Income Taxes — Backwards Tracing
As part of the short-term convergence project, the IASB and FASB have been considering differences between IAS 12 Income Taxes and FASB Statement 109 Accounting for Income Taxes, and developing tentative conclusions with the goal of achieving convergence on these two standards. One of the issues that is being considered as part of this project is the issue of 'backwards tracing'
Backwards tracing is a slang term that refers to the process of remeasuring, in the current year, the after-tax amounts of gains and losses that occurred and were reported in prior years.

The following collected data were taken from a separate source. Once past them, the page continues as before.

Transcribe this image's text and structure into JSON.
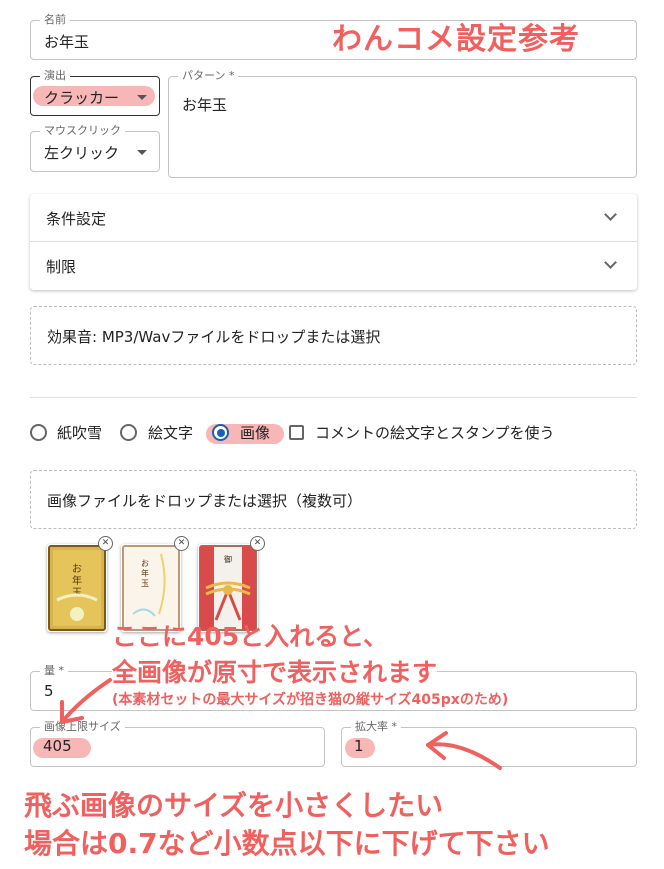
{
  "name_field": {
    "label": "名前",
    "value": "お年玉"
  },
  "effect_field": {
    "label": "演出",
    "value": "クラッカー"
  },
  "pattern_field": {
    "label": "パターン *",
    "value": "お年玉"
  },
  "mouse_field": {
    "label": "マウスクリック",
    "value": "左クリック"
  },
  "accordion": [
    {
      "label": "条件設定"
    },
    {
      "label": "制限"
    }
  ],
  "sound_dropzone": "効果音: MP3/Wavファイルをドロップまたは選択",
  "type_options": {
    "confetti": "紙吹雪",
    "emoji": "絵文字",
    "image": "画像",
    "use_comment": "コメントの絵文字とスタンプを使う",
    "selected": "画像"
  },
  "image_dropzone": "画像ファイルをドロップまたは選択（複数可）",
  "thumbnails": [
    {
      "icon": "otoshidama-envelope-gold-icon"
    },
    {
      "icon": "otoshidama-envelope-white-icon"
    },
    {
      "icon": "goshugi-envelope-red-icon"
    }
  ],
  "amount_field": {
    "label": "量 *",
    "value": "5"
  },
  "max_size_field": {
    "label": "画像上限サイズ",
    "value": "405"
  },
  "scale_field": {
    "label": "拡大率 *",
    "value": "1"
  },
  "annotations": {
    "title": "わんコメ設定参考",
    "note1_line1": "ここに405と入れると、",
    "note1_line2": "全画像が原寸で表示されます",
    "note1_line3": "(本素材セットの最大サイズが招き猫の縦サイズ405pxのため)",
    "note2_line1": "飛ぶ画像のサイズを小さくしたい",
    "note2_line2": "場合は0.7など小数点以下に下げて下さい"
  },
  "colors": {
    "annotation": "#f0605f",
    "highlight": "#f7aaaa",
    "radio_selected": "#1a5fb4"
  }
}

For instance, an available-for-sale security had an unrealised appreciation of $100 and was reported in other comprehensive income (a separate component of shareholders' equity) net of tax (assuming a 40% rate) as a $60 increase in year 1. Assuming no changes in market value of the security and a tax rate change to 45%, backwards tracing would result in the $5 incremental tax effect to be allocated to comprehensive income in year 2. With no net of tax reporting, the issue of backwards tracing does not arise.
Recognising that the IASB and the FASB will be required to agree on the way forward at the October meeting, the staff were asked to prepare two papers for that meeting:
1. A joint paper, amongst other issues, seeking agreement between the two Boards on the fact that this issue should be converged.
2. An IASB paper assuming the FAS 109 position (of using income from continuing operations as a control number) and thereby setting out how the other items would be dealt with it terms of backwards tracing.
No decisions were taken during this discussion.